In heart disease it is your heart and arteries that are unhealthy and need to be treated; their structure and function need to be corrected. In asthma it is your lungs and bronchial tubes that are unhealthy and need to be treated. In diabetes it is the management of your blood glucose level that is faulty and your cellular response to insulin's to be corrected. In indigestion the function of your digestive system needs to be corrected.

But cancer is different. It is not a disease of a single organ or system. You do not have prostate cancer because your prostate is not doing its job properly or breast cancer because your breasts are not fulfilling their function. In cancer you do not have a disease of an organ or system, you have disease in organ or system.

It is very important to understand this when it comes to both prevention and recovery. You can prevent heart problems by appropriate dietary modifications that benefit your heart and arteries. You can prevent asthma by avoiding allergens and supplying the nutrients needed by your bronchial muscles. you can prevent digestive problems by relaxing while you eat, eating correctly, and avoiding allergens and toxins. 

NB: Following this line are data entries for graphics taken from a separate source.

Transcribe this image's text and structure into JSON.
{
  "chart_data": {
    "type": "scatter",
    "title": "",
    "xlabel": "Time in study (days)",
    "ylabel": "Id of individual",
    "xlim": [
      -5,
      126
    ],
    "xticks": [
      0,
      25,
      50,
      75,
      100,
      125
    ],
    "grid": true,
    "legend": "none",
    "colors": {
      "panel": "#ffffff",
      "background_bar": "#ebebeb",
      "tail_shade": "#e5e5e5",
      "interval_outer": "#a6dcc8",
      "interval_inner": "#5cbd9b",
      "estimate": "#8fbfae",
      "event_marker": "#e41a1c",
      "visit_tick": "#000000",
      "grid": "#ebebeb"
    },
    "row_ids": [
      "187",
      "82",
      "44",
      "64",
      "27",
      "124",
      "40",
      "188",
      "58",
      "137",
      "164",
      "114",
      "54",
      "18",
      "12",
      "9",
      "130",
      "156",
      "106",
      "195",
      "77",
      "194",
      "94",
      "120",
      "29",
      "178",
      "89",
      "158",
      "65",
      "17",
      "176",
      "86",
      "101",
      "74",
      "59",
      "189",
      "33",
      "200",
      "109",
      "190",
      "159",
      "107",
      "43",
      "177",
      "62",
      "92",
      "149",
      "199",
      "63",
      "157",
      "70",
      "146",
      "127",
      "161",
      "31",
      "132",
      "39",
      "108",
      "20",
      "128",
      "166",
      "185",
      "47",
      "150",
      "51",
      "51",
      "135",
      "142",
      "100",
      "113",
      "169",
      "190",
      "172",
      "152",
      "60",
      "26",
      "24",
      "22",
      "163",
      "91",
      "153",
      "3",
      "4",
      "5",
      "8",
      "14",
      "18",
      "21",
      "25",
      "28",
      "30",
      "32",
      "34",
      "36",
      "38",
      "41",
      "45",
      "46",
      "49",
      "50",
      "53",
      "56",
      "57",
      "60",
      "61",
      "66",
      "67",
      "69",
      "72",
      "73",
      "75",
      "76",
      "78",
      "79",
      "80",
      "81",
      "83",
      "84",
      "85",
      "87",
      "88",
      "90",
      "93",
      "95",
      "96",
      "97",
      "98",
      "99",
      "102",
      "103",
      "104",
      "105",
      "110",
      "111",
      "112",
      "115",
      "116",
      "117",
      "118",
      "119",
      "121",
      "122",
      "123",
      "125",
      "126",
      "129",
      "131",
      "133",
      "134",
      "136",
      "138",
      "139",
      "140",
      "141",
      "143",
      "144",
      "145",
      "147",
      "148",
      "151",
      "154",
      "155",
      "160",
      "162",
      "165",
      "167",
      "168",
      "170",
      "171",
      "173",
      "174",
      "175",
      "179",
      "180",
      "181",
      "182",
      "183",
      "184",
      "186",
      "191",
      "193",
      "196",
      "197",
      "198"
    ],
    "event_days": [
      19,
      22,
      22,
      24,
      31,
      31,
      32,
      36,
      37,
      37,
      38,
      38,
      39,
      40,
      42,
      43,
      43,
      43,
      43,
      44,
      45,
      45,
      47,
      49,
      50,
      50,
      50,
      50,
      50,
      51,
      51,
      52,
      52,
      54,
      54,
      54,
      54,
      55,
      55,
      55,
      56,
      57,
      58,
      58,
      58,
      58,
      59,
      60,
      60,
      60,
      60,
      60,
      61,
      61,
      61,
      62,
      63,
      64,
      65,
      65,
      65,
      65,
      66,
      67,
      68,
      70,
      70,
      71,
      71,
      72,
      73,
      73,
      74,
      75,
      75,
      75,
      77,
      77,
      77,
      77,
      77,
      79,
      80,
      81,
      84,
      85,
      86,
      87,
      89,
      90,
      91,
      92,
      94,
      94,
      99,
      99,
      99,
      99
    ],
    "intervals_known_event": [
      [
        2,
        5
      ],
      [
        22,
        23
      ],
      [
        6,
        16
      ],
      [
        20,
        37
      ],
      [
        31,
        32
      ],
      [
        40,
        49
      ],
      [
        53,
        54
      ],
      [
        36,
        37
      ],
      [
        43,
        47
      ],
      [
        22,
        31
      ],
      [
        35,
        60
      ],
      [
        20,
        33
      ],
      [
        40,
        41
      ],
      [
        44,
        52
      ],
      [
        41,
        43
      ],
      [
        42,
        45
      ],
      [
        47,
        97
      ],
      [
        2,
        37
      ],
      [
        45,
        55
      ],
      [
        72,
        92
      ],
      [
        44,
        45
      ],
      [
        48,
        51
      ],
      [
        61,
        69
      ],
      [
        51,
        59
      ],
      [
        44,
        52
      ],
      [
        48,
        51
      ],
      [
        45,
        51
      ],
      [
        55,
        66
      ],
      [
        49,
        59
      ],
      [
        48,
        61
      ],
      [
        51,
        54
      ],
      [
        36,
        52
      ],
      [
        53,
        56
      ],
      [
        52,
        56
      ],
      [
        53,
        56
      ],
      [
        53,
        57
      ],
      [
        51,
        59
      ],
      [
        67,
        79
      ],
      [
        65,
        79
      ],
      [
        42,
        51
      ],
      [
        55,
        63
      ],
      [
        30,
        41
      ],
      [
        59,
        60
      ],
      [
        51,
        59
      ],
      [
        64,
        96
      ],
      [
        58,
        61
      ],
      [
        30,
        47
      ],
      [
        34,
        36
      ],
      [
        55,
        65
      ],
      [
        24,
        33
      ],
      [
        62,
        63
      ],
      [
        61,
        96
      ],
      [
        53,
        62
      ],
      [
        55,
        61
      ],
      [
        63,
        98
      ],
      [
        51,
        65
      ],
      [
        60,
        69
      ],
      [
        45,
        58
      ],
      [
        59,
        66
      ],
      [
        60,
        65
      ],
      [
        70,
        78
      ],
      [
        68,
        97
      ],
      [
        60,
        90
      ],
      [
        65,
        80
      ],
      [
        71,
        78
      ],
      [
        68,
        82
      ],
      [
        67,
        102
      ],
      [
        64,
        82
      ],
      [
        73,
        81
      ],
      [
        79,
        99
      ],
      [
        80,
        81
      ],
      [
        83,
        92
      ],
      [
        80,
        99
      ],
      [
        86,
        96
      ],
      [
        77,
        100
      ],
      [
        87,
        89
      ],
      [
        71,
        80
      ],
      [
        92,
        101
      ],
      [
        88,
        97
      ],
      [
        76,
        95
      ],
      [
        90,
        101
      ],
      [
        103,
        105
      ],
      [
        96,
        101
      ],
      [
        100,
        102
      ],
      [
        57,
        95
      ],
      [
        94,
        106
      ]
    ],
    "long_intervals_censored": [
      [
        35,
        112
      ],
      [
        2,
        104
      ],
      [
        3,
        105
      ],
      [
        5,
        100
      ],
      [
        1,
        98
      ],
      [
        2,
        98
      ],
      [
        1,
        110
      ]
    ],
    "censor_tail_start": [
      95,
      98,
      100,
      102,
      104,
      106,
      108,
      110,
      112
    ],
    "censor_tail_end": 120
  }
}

These are, of course, very much simplified suggestions, and a lot more can be done, and may need to be done, in the treatment of the health problems mentioned, and of others. However, the common denominator in all of these problems is that the solution is aimed at improving the structure or function of the organ or tissue that is faulty.

When you think in terms of treating cancer, you do not in general think of treating the organ in which the cancer is situated. You do not aim to improve the function of your ovaries or uterus if you have ocarina or uterine cancer. You do not aim to improve the function of your kidneys if you have kidney cancer or of your lungs if you have lung cancer.

So what do you do, and on what basis?

This is where the two types of health care practiced today divide. We have the establishment approach that focuses almost entirely on the use of medical drugs and surgery. We can call this the medical-drug-surgery, or MDS approach. We have the natural-therapies approach, in the broadest meaning of the words, which is based on an understanding of human metabolism, nutrition, herbal medicine, homeopathy, structural therapies such as chiropractic and osteopathy, and different forms of energy medicine. Much of this approach is based on a clear understanding of the biochemistry and metabolic pathways in the body and their correction. This is variously referred to as alternative medicine or complementary medicine. We can call this the complementary and alternative medicine, or CAM approach.